It hurts that family very deeply.
And these
politicians who live on the top edge don't have any
understanding or feeling for the average people. And it drives…
me… nuts," he says, pausing between words for emphasis.
Does Coleman regard
La Jolla's prestigious Scripps Institution of Oceanography - a
groundbreaker in climate studies - as doing fake science?
"I think that
they are dead wrong," Coleman says.
"I think the
Keeling Curve is
excellent science - the measurement of carbon [dioxide] in the
atmosphere through the years and the development of that good
steady flow of data. That's a very good scientific piece of
work."
But the rest of
Scripps' studies?
"Just
pathetic," he says.
"And it drives
me nuts. A fine institution just went… where the money is.

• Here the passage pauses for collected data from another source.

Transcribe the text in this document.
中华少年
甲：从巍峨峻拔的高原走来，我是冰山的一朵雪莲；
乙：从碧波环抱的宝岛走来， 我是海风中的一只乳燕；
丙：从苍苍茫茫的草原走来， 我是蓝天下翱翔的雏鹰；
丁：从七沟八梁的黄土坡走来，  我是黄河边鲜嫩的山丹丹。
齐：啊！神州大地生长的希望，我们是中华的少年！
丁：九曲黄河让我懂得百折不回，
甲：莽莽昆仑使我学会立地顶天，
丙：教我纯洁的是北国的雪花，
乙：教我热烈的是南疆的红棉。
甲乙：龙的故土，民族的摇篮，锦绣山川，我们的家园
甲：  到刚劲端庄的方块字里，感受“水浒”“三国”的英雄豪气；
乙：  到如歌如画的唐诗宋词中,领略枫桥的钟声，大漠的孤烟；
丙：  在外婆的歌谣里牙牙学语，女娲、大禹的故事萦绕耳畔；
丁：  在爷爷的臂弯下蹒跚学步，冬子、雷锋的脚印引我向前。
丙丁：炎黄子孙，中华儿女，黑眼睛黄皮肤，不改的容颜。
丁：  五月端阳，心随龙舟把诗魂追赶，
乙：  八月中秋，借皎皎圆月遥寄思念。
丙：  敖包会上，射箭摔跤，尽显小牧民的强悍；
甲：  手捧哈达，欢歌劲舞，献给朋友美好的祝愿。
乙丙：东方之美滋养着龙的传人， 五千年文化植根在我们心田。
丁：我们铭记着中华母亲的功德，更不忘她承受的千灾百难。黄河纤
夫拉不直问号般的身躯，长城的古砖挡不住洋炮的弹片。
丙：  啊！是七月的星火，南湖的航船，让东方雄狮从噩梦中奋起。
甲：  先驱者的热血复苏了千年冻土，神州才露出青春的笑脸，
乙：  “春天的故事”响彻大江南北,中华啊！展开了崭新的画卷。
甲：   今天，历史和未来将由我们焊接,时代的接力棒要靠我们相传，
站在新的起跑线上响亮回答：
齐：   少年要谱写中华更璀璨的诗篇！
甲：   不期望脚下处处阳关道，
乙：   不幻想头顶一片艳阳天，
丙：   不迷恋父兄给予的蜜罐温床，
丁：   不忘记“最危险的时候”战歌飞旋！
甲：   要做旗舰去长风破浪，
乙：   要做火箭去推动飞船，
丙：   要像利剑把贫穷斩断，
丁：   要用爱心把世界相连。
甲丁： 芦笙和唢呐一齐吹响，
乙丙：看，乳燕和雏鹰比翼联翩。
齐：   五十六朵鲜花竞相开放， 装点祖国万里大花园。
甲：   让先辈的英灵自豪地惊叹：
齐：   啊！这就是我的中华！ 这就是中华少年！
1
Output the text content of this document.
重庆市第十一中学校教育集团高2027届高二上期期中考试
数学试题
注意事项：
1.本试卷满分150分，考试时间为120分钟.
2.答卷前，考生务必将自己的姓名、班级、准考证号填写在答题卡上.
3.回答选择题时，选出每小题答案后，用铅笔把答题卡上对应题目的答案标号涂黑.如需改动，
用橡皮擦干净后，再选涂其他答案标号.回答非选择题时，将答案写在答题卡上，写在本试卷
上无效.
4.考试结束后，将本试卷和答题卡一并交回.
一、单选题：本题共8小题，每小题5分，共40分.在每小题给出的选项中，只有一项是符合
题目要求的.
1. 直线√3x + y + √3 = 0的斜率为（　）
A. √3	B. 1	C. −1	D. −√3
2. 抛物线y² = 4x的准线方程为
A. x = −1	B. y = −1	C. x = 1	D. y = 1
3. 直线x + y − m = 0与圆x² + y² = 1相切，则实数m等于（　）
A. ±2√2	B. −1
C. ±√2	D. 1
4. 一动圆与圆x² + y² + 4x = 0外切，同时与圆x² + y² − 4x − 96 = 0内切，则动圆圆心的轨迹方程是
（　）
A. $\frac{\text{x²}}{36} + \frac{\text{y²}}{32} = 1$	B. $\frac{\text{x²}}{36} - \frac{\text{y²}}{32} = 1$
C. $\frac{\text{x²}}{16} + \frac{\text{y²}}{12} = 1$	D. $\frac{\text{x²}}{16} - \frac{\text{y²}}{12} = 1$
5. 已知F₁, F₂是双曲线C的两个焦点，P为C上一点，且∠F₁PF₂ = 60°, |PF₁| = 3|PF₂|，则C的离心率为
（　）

Without that money, hundreds of people would have to be let go."
He asks:
"Have you
looked at
my video where I tell
about that dispute between [Scripps and UCSD legend]
Roger Revelle and
[his Harvard student] Al Gore?
I gather it
didn't impress you. I'm convinced that it's correct [that
climate scientist Revelle didn't urge action on human-caused
global warming].
By the way,
that has over a million views on YouTube."
(Revelle's
daughter Carolyn said
Coleman and others took his remarks out of context.)
A spokeswoman for
Scripps -
once ranked No. 1 in
the nation for earth and environmental sciences by the journal
Nature - said Somerville's post still holds up seven years later,
and she also noted that,
"while Mr.
Coleman was at KUSI he was invited here many times to see the
research in action and talk to scientists. He never came."
Mayor Faulconer's
office did not respond to a request for comment.
But
Masada Disenhouse did.
The founder of climate action group
SanDiego350 - who
helped organize the downtown Climate March in April - defended the
mayor and countered Coleman on other issues.
"I think that
the mayor of San Diego took climate change seriously and has
moved to address it is because it's been clear from polling,
elections, growing climate marches and activism, and other
indicators, that the people of San Diego increasingly support
moving to clean energy and addressing the climate crisis," she
said Wednesday via email.
"And when the
people lead, the elected officials who represent them follow."
On Coleman's
rejection of a waterlogged San Diego:
"While Mr.
Coleman may be in denial about it, coastal flooding due to sea
level rise is already a problem in our coastal areas like
Imperial Beach, Mission Beach and Carlsbad, with some areas
expected to flood regularly at high tide in the next few
decades."
Disenhouse
says Miami and New Orleans are a preview:
"facing
flooding from high tides even on sunny days on a regular basis
right now."
In 2015, she noted,
SanDiego350 drew a chalk line
in Mission Beach's retail area to show where high tide
would reach if trends continue until 2050.
Disenhouse
defended efforts to wean the economy from fossil fuels.
"California's
economy has been growing as it has reduced its energy use per
person and begun to bring down greenhouse gas emissions," she
says.
"In fact, the
renewable energy sector has been hugely successful in
California, one of the
fastest growing job sectors."
But here Coleman
concurs.
"I love solar
power," he says. "But what does that have to do with climate
change? Not a dibble-dee-do-dot."
He says people
assume that that if he's a climate skeptic or opposed to
cap-and-trade that he's against solar or wind power or
environmentalism,
"or I want to
fill the oceans with plastic or something."
Coleman insists:
"I am an
environmentalist through and through. So don't give me any of
that. My son has solar on his house. And pays $16 a month for
power in Palm Springs, and I'm excited about the future of
graphene."
He says a day will
come when homes are coated with
graphene paint and
homeowners "disconnect the power line."
Same with the car.
"The age of
fossil fuels and the electric grid will come to an end," Coleman
says.
"Not in my
lifetime, but possibly in yours. Time will tell and it's all
wonderful. Our life is good today not because a bunch of
politicians have made laws and regulations and try to tell us
how to live.
Our lives are good today because of science."